Et, si Dr Magdi Yaacoub a fait d’énormes preuves de son patriotisme, tout en estimant l’énorme responsabi­lité du succès et de la célébrité, d’autres médecins, encore dans l’ombre, conti­nuent d’exercer leur métier en silence. Leur action est seulement pour les défavorisés. Une action qui surpasse le concept traditionnel de l’action non lucrative. « La médecine est avant tout une action humanitaire et non un com­merce. Le médecin doit penser à ce qu’il apporte aux autres avant de se préoccuper de ses intérêts et de son profit », explique Dr Mégahed Moustapha Al-Talawi, urologue, avec une sincérité déconcertante. Connu au village de Tala, sa popularité dépasse les bourgs de Béni-Souef ainsi que ceux de la Haute-Egypte. Les plus démunis le sollicitent fréquemment. Après consultation (dont les tarifs ont commencé par 3 L.E. pour atteindre aujourd’hui les 10 L.E.), le docteur, à la soixantaine d’années, leur glissait un petit bout de papier griffonné, en guise d’ordonnance, destiné à sa fille, la pharmacienne, qui savait ce qui lui restait à faire : distribuer gratuitement les médicaments. Il a sept enfants, cinq médecins et deux pharmaciennes qui l’aident tous dans son travail humani­taire. Sa médecine, il l’exerce à titre bénévole. Dr Al-Talawi a effectué des milliers d’interventions chirurgicales à 10 L.E. et s’arrangeait toujours pour offrir des échantillons médicaux et même de l’argent pour ses patients qui se trouvaient dans le besoin. Car, selon lui, le code de déontologie doit empê­cher tout médecin de tirer profit de ses patients. Ainsi, il a su allier pratique médicale et travail humanitaire dans les villages les plus isolés et les plus défavorisés. Dr Mégahed a traité 2 millions de malades, (soit environ 60 000 cas par an) pendant 30 ans. Il tient aussi à aider 1 500 élèves orphe­lins et à payer les frais de leur éduca­tion. Récemment, lors du spectacle final des Arab Hope Makers – faiseurs d’espoir arabes – Dr Mégahed Moustapha a été honoré par le vice-président, premier ministre des Emirats arabes unis et gouverneur de Dubaï, le cheikh Mohamad Bin Rached Al Maktoum, pour ses efforts dans le travail caritatif et humanitaire et ses réalisations médicales et scienti­fiques qui ont donné de l’espoir et de la vie à des millions de patients pen­dant plus de 30 ans.
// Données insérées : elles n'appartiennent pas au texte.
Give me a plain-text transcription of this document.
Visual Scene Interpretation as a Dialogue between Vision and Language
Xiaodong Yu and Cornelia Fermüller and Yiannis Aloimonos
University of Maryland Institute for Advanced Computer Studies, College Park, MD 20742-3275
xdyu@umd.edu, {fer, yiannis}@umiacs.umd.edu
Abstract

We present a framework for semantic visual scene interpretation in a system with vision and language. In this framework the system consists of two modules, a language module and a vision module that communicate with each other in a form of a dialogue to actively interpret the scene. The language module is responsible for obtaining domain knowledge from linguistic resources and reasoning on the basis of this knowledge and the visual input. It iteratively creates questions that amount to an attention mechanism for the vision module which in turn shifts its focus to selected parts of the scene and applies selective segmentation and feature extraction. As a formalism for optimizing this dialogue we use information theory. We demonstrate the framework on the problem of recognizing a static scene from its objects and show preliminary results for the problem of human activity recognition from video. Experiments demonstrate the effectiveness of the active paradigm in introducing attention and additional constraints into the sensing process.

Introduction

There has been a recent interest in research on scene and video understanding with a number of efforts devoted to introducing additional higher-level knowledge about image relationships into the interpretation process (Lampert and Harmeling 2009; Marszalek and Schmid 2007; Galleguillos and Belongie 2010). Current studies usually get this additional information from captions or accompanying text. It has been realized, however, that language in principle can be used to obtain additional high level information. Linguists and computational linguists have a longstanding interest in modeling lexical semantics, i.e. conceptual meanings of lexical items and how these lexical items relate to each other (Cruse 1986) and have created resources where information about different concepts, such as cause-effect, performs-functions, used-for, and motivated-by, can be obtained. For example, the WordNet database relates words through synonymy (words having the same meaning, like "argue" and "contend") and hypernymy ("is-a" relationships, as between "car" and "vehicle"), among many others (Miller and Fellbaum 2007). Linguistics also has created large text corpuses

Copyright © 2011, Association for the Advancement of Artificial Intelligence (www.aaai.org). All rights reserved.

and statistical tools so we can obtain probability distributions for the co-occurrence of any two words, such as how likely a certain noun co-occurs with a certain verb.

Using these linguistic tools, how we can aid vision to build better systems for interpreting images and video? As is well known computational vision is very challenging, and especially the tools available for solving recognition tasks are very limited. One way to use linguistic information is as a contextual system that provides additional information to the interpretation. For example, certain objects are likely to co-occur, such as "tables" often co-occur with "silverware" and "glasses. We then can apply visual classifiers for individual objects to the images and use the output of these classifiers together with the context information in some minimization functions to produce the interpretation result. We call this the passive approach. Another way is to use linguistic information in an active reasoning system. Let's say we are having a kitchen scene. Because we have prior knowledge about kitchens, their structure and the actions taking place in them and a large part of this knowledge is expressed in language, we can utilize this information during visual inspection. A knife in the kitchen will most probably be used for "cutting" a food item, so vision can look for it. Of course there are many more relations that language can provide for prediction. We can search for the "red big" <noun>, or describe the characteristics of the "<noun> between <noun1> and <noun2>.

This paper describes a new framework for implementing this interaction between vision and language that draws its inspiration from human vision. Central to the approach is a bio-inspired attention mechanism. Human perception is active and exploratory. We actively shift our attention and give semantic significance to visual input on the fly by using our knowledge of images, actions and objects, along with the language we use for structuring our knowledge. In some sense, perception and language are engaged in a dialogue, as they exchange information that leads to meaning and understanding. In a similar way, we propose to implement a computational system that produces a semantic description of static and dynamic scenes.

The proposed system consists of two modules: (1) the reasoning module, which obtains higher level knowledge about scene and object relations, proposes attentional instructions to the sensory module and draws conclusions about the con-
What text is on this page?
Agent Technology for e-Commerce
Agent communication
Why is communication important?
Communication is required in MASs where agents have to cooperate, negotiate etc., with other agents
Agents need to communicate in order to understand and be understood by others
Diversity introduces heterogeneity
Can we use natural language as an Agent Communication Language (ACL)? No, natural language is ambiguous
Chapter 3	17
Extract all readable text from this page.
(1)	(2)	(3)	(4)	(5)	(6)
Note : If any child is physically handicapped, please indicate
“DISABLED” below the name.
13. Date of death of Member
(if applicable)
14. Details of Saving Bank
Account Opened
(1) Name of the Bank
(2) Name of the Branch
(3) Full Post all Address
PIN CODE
Autre scène, autre image. Habillé modestement d’une djellaba et portant un petit sac contenant ses outils médi­caux, Dr Sayed Choukri, un ORL, passe son temps à errer entre les wagons du train Le Caire-Ménoufiya, trouvant le bonheur dans le traitement des conduc­teurs, des passagers et des patients pauvres. Son travail au service d’ur­gence à l’hôpital de Qoweisna lui a fait découvrir que l’une des causes de 20 % des accidents des trains est la présence d’un amas de cérumen (cire d’oreille) qui obstrue le conduit auditif des conducteurs. « Je ne me suis jamais imaginé passer mon chemin devant quelqu’un qui a besoin de moi sans lui tendre la main. Je rêvais de faire méde­cine pour aider ceux qui souffrent car je souffrais avec eux. C’est cela qui est, à mon avis, l’humanité : se mettre à la place du malade et compatir à sa peine, ensuite faire tout son possible pour la soulager », conclut-il.